O edema agudo é o acúmulo de líquido dentro dos pulmões, que ocorre pela insuficiência cardíaca grave. Quando o coração está tão fraco, que não consegue mais bombear o sangue, acumulando esse líquido nos pulmões.

No EAP é comum a presença de falta de ar associada a tosse com secreção rosa, saindo pela boca, devido a esse acúmulo de líquido. É uma emergência médica, que deve ser tratada imediatamente, e mesmo com o tratamento adequado, a taxa de mortalidade é bastante alta.

4. Embolia pulmonar

A embolia pulmonar geralmente é causada por um coágulo sanguíneo que se desprende de um vaso da perna e chega ao pulmão. Doença grave, potencialmente fatal e portanto, requer atenção médica imediata.

Os sintomas são de falta de ar súbita, dor no peito, que não melhora com analgésicos, pode haver dor e edema na perna, tosse seca, chiado e dor no peito. Nos casos mais graves, suor frio, taquicardia, pele com coloração azulada e perda da consciência.

O tratamento é feito com anticoagulantes por via endovenosa e monitoramento cardíaco e pulmonar.

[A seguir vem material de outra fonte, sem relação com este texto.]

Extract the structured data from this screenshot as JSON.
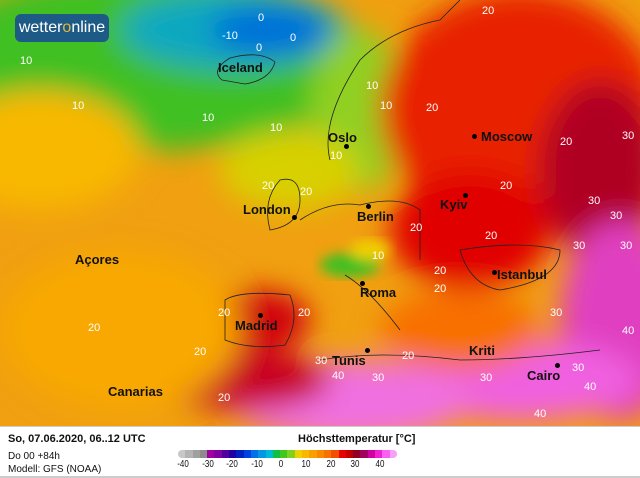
{
  "brand": {
    "logo_prefix": "wetter",
    "logo_o": "o",
    "logo_suffix": "nline"
  },
  "cities": [
    {
      "name": "Iceland",
      "dot": false
    },
    {
      "name": "Oslo",
      "dot": true
    },
    {
      "name": "Moscow",
      "dot": true
    },
    {
      "name": "London",
      "dot": true
    },
    {
      "name": "Berlin",
      "dot": true
    },
    {
      "name": "Kyiv",
      "dot": true
    },
    {
      "name": "Açores",
      "dot": false
    },
    {
      "name": "Istanbul",
      "dot": true
    },
    {
      "name": "Roma",
      "dot": true
    },
    {
      "name": "Madrid",
      "dot": true
    },
    {
      "name": "Tunis",
      "dot": true
    },
    {
      "name": "Kriti",
      "dot": false
    },
    {
      "name": "Cairo",
      "dot": true
    },
    {
      "name": "Canarias",
      "dot": false
    }
  ],
  "isotherm_labels": [
    "0",
    "-10",
    "0",
    "0",
    "10",
    "10",
    "10",
    "10",
    "10",
    "10",
    "10",
    "20",
    "20",
    "20",
    "20",
    "20",
    "20",
    "20",
    "20",
    "20",
    "20",
    "20",
    "20",
    "30",
    "30",
    "30",
    "30",
    "30",
    "30",
    "30",
    "30",
    "30",
    "40",
    "40",
    "40",
    "40",
    "20",
    "30",
    "20",
    "20",
    "10",
    "20"
  ],
  "footer": {
    "date": "So, 07.06.2020, 06..12 UTC",
    "run": "Do 00 +84h",
    "model": "Modell: GFS (NOAA)",
    "legend_title": "Höchsttemperatur [°C]",
    "ticks": [
      "-40",
      "-30",
      "-20",
      "-10",
      "0",
      "10",
      "20",
      "30",
      "40"
    ],
    "scale_colors": [
      "#c8c8c8",
      "#b4b4b4",
      "#a0a0a0",
      "#8c8c8c",
      "#a000a0",
      "#8000a0",
      "#5000a0",
      "#2000a0",
      "#0020c0",
      "#0040e0",
      "#0070e8",
      "#0098e0",
      "#00b8d8",
      "#10c040",
      "#40c820",
      "#80d020",
      "#f0d000",
      "#f8b800",
      "#f8a000",
      "#f88800",
      "#f87000",
      "#f05000",
      "#e80000",
      "#c00000",
      "#900020",
      "#a00060",
      "#d000a0",
      "#f020d0",
      "#f860f0",
      "#f8a0f8"
    ]
  }
}
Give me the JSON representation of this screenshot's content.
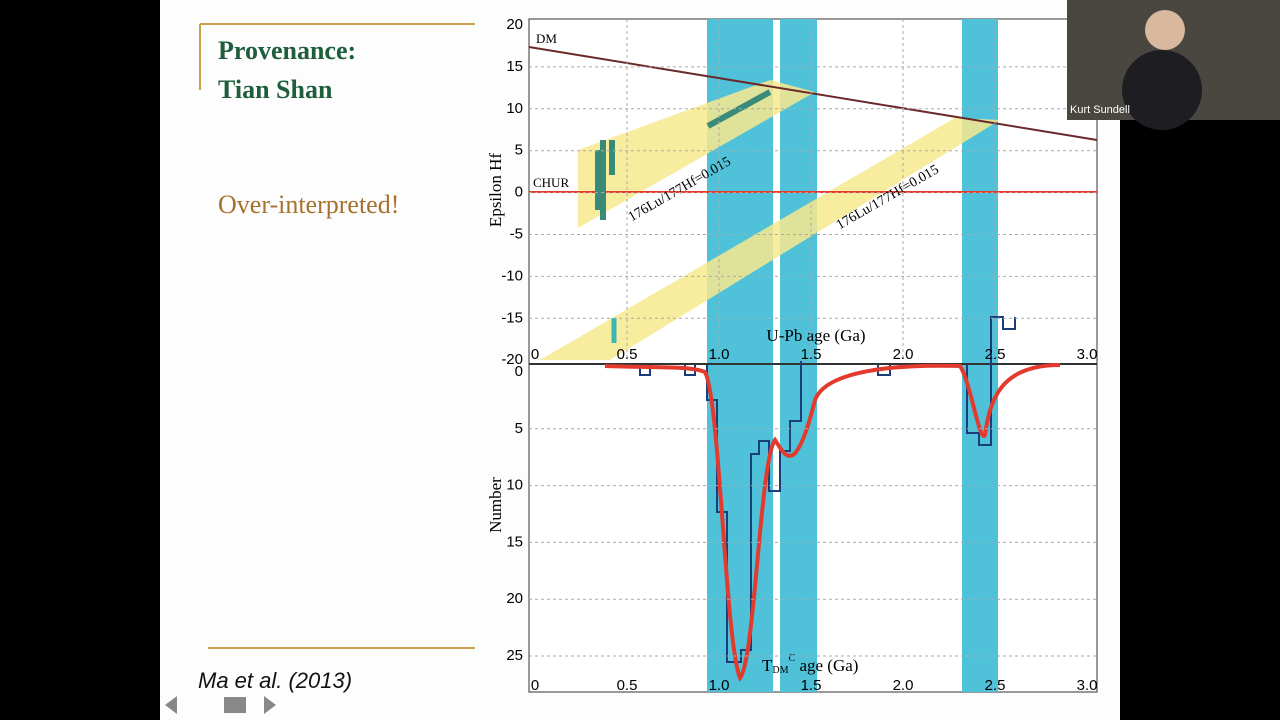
{
  "slide": {
    "title_line1": "Provenance:",
    "title_line2": "Tian Shan",
    "callout": "Over-interpreted!",
    "citation": "Ma et al. (2013)"
  },
  "figure": {
    "upper_y_label": "Epsilon Hf",
    "upper_y_ticks": [
      "20",
      "15",
      "10",
      "5",
      "0",
      "-5",
      "-10",
      "-15",
      "-20"
    ],
    "upper_x_label": "U-Pb age (Ga)",
    "x_ticks": [
      "0",
      "0.5",
      "1.0",
      "1.5",
      "2.0",
      "2.5",
      "3.0"
    ],
    "lower_y_label": "Number",
    "lower_y_ticks": [
      "0",
      "5",
      "10",
      "15",
      "20",
      "25"
    ],
    "lower_x_label_main": "T",
    "lower_x_label_sub": "DM",
    "lower_x_label_sup": "C",
    "lower_x_label_end": " age (Ga)",
    "dm_label": "DM",
    "chur_label": "CHUR",
    "band_label_upper": "176Lu/177Hf=0.015",
    "band_label_lower": "176Lu/177Hf=0.015"
  },
  "webcam": {
    "name": "Kurt Sundell"
  }
}
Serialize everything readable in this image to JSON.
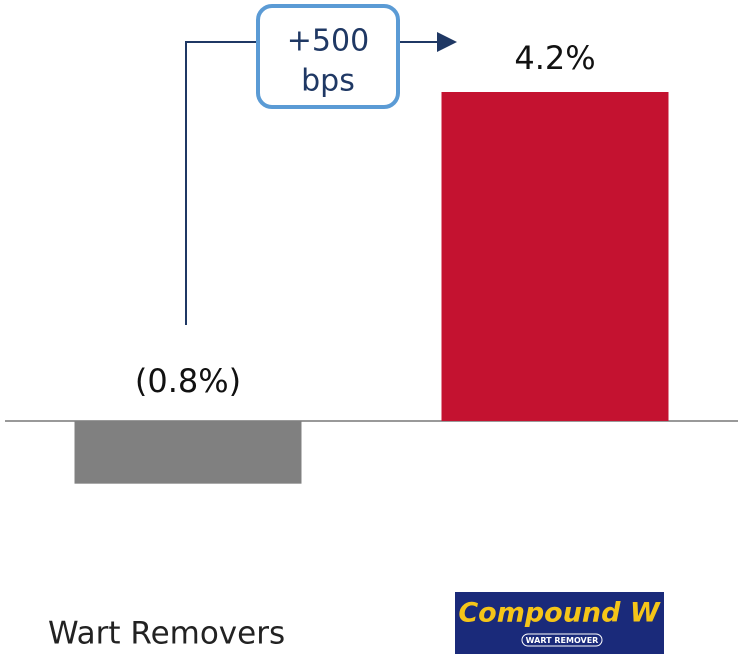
{
  "chart_data": {
    "type": "bar",
    "categories": [
      "Wart Removers",
      "Compound W"
    ],
    "logo_subtitle": "WART REMOVER",
    "values": [
      -0.8,
      4.2
    ],
    "value_labels": [
      "(0.8%)",
      "4.2%"
    ],
    "colors": [
      "#808080",
      "#c41230"
    ],
    "annotation": [
      "+500",
      "bps"
    ]
  }
}
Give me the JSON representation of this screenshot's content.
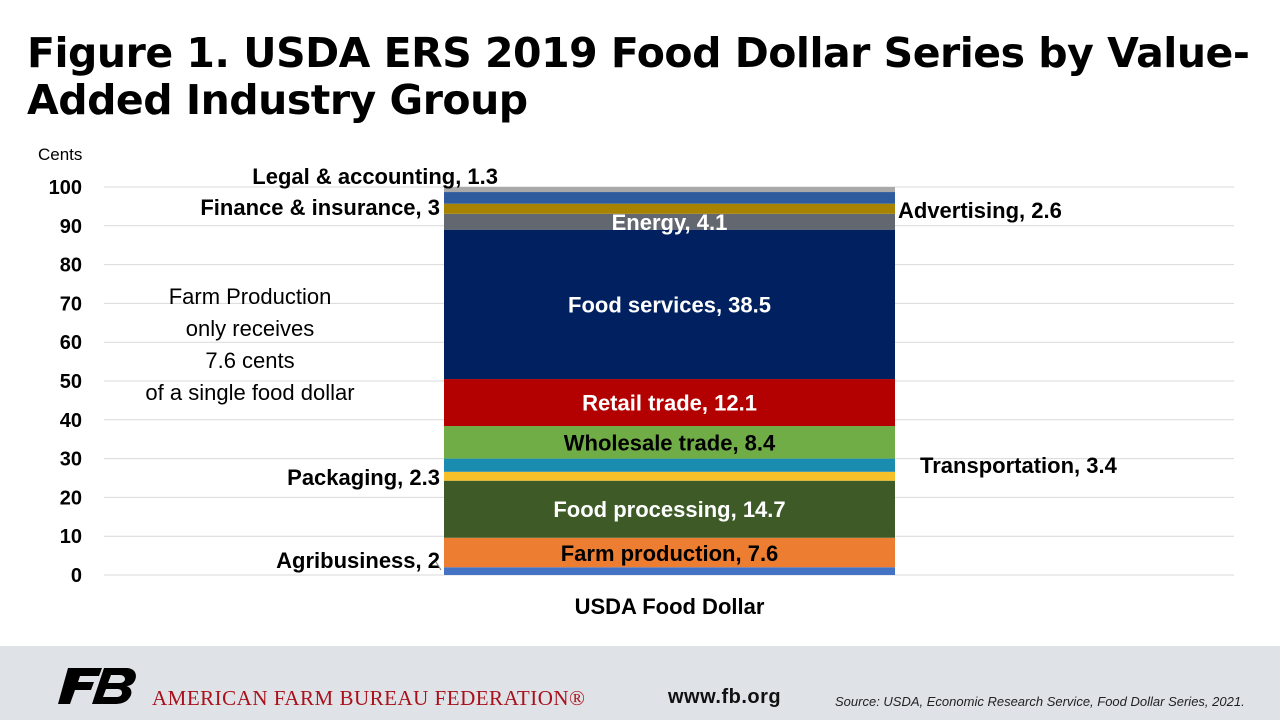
{
  "title": "Figure 1. USDA ERS 2019 Food Dollar Series by Value-Added Industry Group",
  "footer": {
    "org_name": "AMERICAN FARM BUREAU FEDERATION®",
    "website": "www.fb.org",
    "source": "Source: USDA, Economic Research Service, Food Dollar Series, 2021.",
    "logo_icon": "fb-logo-icon",
    "logo_color": "#000000"
  },
  "chart_data": {
    "type": "stacked-bar",
    "ylabel": "Cents",
    "ylim": [
      0,
      100
    ],
    "yticks": [
      0,
      10,
      20,
      30,
      40,
      50,
      60,
      70,
      80,
      90,
      100
    ],
    "categories": [
      "USDA Food Dollar"
    ],
    "grid": true,
    "annotation": "Farm Production\nonly receives\n7.6 cents\nof a single food dollar",
    "series": [
      {
        "name": "Agribusiness",
        "value": 2,
        "label": "Agribusiness, 2",
        "color": "#4472c4",
        "label_pos": "left"
      },
      {
        "name": "Farm production",
        "value": 7.6,
        "label": "Farm production, 7.6",
        "color": "#ed7d31",
        "label_pos": "inside"
      },
      {
        "name": "Food processing",
        "value": 14.7,
        "label": "Food processing, 14.7",
        "color": "#3d5a27",
        "label_pos": "inside"
      },
      {
        "name": "Packaging",
        "value": 2.3,
        "label": "Packaging, 2.3",
        "color": "#f5c02a",
        "label_pos": "left"
      },
      {
        "name": "Transportation",
        "value": 3.4,
        "label": "Transportation, 3.4",
        "color": "#1a8cb0",
        "label_pos": "right"
      },
      {
        "name": "Wholesale trade",
        "value": 8.4,
        "label": "Wholesale trade, 8.4",
        "color": "#70ad47",
        "label_pos": "inside"
      },
      {
        "name": "Retail trade",
        "value": 12.1,
        "label": "Retail trade, 12.1",
        "color": "#b30000",
        "label_pos": "inside"
      },
      {
        "name": "Food services",
        "value": 38.5,
        "label": "Food services, 38.5",
        "color": "#002060",
        "label_pos": "inside"
      },
      {
        "name": "Energy",
        "value": 4.1,
        "label": "Energy, 4.1",
        "color": "#636870",
        "label_pos": "inside"
      },
      {
        "name": "Advertising",
        "value": 2.6,
        "label": "Advertising, 2.6",
        "color": "#a88300",
        "label_pos": "right"
      },
      {
        "name": "Finance & insurance",
        "value": 3,
        "label": "Finance & insurance, 3",
        "color": "#2e5b9e",
        "label_pos": "left"
      },
      {
        "name": "Legal & accounting",
        "value": 1.3,
        "label": "Legal & accounting, 1.3",
        "color": "#a9a9a9",
        "label_pos": "left"
      }
    ]
  }
}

Alguns casos pode ser necessário intubação orotraqueal, para manter a respiração e oxigenação do corpo, adequadas.

5. Síndrome coronariana

A doença arterial coronariana, também conhecida como angina, ocorre devido ao estreitamento, obstrução ou endurecimento das artérias coronárias, responsáveis pela irrigação sanguínea do coração. Essa condição provoca uma diminuição do fluxo sanguíneo para o músculo cardíaco, podendo causar infarto.

Por isso, por vezes é chamada de "princípio de infarto". Realmente é o estágio inicial, que se não for tratado, om a liberação desse entupimento, evolui com o infarto agudo do coração.

A doença arterial coronariana só manifesta sintomas quando o fluxo de sangue para o coração diminui o bastante para causar sofrimento ou morte do músculo cardíaco (infarto). São eles, a falta de ar, dor no peito, que podem irradiar para braço e mandíbula, suor excessivo, náuseas, vômitos, palidez e batimentos cardíacos acelerados.

O tratamento é feito com medicamentos que dilatam os vasos obstruídos, possibilitando o retorno do fluxo de sangue.

6. Garupa ou crupe

Garupa ou crupe é uma doença respiratória causada por vírus, mais comum em crianças de 6 meses até 3 anos. Geralmente começa com sintomas de um resfriado, que piora gradativamente. A dificuldade respiratória e a falta de ar podem ser provocadas pela tosse frequente, principalmente à noite.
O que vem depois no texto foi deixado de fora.